SuaraKaltim.id - Meski sudah diresmikan Presiden Joko Widodo sejak 24 Agustus lalu, ganti rugi warga pemilik lahan Jalan Tol Balikpapan-Samarinda (Balsam) hingga kini belum menemui titik terang.
Terbaru, sejumlah warga di RT 37, Kelurahan Manggar, kembali melakukan aksi menutup ruas Jalan Tol Balsam Kilometer 6, Kelurahan Manggar, Balikpapan Timur, Senin (25/10/2021) pagi.
Tuntutan mereka hanya satu, pemerintah segera membayar ganti rugi lahan, yang sudah beberapa tahun belakangan menggantung.
Hermin, salah satu warga mengaku geram dengan sikap pemerintah.
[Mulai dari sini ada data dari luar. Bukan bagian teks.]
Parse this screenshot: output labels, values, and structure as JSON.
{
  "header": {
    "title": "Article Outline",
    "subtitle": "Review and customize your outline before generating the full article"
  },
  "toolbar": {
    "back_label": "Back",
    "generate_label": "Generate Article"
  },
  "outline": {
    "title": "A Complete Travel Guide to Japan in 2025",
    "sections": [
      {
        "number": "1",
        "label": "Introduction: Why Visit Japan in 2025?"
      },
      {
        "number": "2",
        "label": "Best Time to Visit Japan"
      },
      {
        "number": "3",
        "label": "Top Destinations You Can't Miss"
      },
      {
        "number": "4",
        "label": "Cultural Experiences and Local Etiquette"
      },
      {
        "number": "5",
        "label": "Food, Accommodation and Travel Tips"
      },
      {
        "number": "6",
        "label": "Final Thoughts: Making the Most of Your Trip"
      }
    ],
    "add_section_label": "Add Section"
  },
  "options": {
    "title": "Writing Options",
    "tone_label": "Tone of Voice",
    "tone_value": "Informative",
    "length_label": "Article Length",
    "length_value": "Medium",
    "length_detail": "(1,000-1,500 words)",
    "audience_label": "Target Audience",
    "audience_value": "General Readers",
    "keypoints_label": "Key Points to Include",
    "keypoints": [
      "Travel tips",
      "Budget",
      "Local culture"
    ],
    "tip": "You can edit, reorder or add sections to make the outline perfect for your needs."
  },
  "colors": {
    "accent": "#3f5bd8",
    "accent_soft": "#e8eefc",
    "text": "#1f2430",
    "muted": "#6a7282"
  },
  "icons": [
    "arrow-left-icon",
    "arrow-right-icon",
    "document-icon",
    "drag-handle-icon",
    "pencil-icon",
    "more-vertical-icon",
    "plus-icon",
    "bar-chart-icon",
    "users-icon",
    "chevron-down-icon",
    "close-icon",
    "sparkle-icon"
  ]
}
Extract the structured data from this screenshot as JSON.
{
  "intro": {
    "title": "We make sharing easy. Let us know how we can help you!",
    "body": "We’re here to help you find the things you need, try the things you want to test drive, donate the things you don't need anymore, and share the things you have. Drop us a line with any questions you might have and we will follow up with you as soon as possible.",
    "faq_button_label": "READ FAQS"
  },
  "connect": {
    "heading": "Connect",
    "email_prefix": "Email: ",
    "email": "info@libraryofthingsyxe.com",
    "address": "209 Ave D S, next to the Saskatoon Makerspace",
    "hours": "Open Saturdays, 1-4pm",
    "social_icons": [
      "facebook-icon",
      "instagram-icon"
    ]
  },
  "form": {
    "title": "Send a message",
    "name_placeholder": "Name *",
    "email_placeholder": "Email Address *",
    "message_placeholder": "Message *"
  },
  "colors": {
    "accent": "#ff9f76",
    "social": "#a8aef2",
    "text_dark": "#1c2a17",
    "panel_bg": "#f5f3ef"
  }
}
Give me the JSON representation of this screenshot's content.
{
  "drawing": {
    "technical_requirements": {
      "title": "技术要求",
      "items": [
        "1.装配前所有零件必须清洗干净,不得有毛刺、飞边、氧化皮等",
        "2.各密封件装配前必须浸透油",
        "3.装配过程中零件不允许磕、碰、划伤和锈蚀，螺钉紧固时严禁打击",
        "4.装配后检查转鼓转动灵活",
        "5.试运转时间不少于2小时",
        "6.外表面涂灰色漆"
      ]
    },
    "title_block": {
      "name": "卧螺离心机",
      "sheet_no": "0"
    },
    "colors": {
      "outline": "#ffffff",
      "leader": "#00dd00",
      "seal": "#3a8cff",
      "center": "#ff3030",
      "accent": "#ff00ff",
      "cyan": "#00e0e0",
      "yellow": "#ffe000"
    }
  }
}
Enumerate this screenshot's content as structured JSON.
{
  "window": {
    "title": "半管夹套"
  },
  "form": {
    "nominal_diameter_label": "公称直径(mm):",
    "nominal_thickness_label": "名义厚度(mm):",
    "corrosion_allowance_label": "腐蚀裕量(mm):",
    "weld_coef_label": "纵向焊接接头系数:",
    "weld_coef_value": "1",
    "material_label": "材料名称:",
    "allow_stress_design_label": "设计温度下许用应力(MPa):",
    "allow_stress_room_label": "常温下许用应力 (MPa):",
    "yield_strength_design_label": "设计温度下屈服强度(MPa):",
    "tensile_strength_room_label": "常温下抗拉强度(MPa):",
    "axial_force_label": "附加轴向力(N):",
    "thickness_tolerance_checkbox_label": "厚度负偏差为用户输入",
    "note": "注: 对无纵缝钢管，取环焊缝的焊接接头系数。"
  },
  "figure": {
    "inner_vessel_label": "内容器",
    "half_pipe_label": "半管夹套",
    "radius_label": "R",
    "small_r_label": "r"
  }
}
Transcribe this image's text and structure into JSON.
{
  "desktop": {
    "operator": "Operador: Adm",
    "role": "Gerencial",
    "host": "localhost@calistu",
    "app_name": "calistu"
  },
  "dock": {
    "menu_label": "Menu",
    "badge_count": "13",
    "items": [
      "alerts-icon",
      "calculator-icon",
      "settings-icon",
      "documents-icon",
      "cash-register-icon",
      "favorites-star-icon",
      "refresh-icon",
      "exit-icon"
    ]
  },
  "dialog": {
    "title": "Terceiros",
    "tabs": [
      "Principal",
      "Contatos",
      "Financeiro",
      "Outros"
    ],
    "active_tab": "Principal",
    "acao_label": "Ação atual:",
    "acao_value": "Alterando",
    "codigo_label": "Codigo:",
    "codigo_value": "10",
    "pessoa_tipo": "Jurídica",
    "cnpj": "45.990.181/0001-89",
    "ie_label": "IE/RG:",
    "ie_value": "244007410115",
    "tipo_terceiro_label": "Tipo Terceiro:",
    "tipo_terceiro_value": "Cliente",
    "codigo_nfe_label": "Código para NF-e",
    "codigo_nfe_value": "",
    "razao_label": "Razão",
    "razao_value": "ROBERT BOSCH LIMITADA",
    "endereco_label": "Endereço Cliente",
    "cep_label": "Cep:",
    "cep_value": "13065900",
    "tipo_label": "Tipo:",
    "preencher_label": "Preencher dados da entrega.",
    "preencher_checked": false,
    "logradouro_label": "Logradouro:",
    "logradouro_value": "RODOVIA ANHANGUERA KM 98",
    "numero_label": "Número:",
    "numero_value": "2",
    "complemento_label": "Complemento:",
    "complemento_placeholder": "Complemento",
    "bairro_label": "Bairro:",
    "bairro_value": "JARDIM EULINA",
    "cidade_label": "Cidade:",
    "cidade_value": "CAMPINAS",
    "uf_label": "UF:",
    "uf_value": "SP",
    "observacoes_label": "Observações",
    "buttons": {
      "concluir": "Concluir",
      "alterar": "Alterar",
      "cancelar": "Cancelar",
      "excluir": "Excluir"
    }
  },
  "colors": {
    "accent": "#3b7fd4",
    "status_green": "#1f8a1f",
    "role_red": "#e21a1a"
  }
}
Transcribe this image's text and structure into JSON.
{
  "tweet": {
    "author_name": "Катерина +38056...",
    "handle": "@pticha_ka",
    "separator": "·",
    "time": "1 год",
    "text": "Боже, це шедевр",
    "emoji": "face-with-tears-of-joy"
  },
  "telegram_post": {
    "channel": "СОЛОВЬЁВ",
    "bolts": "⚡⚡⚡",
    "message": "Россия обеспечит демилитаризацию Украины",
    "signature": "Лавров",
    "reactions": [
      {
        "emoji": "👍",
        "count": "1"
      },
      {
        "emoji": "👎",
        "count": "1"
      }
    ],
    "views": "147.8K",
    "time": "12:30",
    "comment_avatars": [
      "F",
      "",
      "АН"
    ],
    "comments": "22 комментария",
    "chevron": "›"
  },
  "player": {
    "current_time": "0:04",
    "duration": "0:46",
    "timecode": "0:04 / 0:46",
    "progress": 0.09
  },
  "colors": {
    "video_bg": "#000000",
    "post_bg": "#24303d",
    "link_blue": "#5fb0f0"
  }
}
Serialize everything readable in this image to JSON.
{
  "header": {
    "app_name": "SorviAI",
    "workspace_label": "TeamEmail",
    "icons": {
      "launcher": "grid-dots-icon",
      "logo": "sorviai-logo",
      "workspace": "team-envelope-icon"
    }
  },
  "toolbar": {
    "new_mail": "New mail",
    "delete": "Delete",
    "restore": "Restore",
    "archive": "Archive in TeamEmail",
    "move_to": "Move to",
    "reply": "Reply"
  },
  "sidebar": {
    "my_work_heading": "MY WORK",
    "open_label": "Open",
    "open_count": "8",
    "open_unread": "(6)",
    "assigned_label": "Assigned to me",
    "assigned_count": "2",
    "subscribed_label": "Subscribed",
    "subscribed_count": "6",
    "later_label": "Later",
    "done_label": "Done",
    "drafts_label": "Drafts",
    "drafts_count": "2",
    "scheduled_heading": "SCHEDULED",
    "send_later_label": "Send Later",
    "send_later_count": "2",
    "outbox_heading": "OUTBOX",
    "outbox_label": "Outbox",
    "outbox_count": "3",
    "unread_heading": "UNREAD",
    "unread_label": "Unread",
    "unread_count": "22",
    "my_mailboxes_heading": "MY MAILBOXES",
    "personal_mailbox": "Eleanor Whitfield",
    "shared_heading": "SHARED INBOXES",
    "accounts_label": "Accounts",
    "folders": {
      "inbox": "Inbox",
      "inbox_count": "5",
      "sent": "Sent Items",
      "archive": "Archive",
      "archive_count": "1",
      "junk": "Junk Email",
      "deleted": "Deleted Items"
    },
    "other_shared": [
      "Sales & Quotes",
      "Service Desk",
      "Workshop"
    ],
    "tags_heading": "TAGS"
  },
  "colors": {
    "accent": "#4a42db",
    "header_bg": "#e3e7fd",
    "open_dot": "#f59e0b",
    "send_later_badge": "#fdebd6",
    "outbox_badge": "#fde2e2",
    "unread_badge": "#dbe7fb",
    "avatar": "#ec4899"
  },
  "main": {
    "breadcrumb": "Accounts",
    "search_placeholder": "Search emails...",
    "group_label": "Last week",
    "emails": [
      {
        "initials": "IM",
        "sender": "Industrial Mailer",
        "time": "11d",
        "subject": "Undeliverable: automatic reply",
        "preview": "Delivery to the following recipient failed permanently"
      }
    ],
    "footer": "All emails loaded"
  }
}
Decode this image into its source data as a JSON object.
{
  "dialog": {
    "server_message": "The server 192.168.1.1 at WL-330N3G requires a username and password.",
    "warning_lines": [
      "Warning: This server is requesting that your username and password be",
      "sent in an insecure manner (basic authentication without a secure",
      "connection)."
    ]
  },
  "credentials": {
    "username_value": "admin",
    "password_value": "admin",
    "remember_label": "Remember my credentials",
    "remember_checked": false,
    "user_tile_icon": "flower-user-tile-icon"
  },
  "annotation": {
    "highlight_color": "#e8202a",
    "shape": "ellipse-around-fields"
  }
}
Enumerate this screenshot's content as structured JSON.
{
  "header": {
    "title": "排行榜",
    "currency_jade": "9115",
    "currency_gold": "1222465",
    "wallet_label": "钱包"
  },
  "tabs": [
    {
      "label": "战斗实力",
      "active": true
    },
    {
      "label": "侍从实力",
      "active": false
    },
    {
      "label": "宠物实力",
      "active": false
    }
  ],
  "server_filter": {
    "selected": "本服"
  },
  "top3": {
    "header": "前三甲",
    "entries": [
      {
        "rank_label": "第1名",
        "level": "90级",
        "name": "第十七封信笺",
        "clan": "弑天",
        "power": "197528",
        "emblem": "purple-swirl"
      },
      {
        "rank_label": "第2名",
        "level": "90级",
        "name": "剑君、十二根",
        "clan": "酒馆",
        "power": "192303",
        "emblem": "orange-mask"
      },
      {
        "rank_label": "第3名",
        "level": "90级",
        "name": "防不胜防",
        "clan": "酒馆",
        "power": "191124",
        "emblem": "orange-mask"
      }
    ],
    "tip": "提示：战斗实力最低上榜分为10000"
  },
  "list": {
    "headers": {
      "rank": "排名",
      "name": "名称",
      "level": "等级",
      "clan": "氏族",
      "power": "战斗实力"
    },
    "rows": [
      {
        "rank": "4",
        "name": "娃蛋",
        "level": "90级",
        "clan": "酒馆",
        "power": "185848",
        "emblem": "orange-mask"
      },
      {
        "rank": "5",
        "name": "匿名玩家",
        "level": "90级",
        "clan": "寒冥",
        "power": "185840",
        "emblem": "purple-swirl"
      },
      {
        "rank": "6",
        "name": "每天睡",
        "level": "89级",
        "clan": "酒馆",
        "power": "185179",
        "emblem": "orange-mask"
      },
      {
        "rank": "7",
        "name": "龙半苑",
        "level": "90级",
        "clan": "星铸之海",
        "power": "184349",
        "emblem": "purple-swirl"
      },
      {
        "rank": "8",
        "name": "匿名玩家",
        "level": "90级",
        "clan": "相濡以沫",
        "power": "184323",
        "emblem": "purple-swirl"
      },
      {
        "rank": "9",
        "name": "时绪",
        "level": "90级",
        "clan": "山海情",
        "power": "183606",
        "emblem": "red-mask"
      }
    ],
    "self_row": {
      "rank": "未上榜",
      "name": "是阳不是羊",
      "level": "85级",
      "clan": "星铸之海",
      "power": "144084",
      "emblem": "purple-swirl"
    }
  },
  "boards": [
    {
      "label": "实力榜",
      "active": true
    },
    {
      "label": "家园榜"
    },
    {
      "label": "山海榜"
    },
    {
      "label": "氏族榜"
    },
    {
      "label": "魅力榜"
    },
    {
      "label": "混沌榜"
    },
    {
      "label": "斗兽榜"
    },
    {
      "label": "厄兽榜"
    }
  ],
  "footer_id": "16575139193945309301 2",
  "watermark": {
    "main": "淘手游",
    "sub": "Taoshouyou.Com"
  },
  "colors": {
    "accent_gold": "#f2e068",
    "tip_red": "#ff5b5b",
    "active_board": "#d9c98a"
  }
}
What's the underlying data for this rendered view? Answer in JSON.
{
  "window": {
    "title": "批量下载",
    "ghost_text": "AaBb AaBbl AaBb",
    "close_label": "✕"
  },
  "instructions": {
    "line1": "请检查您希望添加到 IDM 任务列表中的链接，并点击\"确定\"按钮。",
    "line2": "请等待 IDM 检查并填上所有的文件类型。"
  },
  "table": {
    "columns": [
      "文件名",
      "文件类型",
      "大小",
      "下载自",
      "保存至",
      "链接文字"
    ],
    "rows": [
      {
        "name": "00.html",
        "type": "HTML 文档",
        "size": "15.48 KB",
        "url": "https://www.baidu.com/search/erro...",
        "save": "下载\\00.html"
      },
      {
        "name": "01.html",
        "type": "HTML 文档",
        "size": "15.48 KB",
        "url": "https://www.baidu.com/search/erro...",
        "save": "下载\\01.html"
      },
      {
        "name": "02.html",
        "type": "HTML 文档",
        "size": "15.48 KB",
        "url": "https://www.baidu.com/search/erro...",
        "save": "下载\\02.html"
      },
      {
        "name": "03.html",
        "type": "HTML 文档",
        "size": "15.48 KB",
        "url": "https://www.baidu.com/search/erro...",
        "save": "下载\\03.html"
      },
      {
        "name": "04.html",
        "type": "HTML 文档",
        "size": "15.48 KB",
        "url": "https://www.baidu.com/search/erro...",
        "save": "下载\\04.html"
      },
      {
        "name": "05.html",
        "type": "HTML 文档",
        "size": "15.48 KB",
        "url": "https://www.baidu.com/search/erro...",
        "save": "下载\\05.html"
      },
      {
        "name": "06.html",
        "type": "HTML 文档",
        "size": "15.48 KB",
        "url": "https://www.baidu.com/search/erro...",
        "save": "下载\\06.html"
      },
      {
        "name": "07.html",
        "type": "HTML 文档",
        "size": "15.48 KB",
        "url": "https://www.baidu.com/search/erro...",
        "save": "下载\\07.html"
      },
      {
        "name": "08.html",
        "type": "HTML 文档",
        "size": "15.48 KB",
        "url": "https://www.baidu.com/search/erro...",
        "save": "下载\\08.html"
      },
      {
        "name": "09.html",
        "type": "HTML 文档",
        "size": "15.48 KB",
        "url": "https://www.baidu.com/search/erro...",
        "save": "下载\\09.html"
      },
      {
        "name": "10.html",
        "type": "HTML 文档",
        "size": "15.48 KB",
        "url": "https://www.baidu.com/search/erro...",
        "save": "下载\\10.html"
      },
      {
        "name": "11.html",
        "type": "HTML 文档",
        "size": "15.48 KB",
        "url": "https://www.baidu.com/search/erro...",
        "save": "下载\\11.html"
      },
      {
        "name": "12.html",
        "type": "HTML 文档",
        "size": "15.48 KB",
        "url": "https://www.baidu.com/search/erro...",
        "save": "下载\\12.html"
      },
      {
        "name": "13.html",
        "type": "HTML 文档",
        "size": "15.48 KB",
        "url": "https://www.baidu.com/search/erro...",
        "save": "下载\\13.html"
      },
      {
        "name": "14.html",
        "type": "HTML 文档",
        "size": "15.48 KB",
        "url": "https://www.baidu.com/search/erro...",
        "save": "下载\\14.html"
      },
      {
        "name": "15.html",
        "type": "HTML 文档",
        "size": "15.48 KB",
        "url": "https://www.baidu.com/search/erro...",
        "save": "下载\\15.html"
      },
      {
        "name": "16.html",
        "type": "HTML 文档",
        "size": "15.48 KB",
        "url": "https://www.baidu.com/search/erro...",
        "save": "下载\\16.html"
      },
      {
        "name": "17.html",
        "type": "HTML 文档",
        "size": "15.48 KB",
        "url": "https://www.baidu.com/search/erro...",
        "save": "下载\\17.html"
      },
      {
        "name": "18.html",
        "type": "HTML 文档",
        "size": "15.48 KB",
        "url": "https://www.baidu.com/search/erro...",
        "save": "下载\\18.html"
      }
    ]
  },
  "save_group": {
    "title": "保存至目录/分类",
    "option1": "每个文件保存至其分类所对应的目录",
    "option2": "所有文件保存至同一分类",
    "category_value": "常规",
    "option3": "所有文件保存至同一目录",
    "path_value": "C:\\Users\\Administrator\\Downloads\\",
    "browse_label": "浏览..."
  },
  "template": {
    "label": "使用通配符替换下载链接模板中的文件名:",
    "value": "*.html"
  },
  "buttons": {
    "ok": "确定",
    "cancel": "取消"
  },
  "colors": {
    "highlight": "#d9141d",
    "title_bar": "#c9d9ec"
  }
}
Ia menilai, pemerintah tak serius menangani persoalan ganti rugi lahan ini. Padahal, lanjut dia, warga sudah sangat kooperatif sedari proyek pembangunan jalan dimulai.
Baca Juga:Punya Gelar Kota Paling Bersih Se-ASEAN, Tak Semua Wilayah di Balikpapan Punya Bank Sampah
“Kemarin ada pertemuan dengan Pemerintah Kota Balikpapan. Janjinya 12 hari setelah pertemuan akan ada penyelesaian, buktinya sampai sekarang tidak ada,” ujarnya dengan nada kecewa.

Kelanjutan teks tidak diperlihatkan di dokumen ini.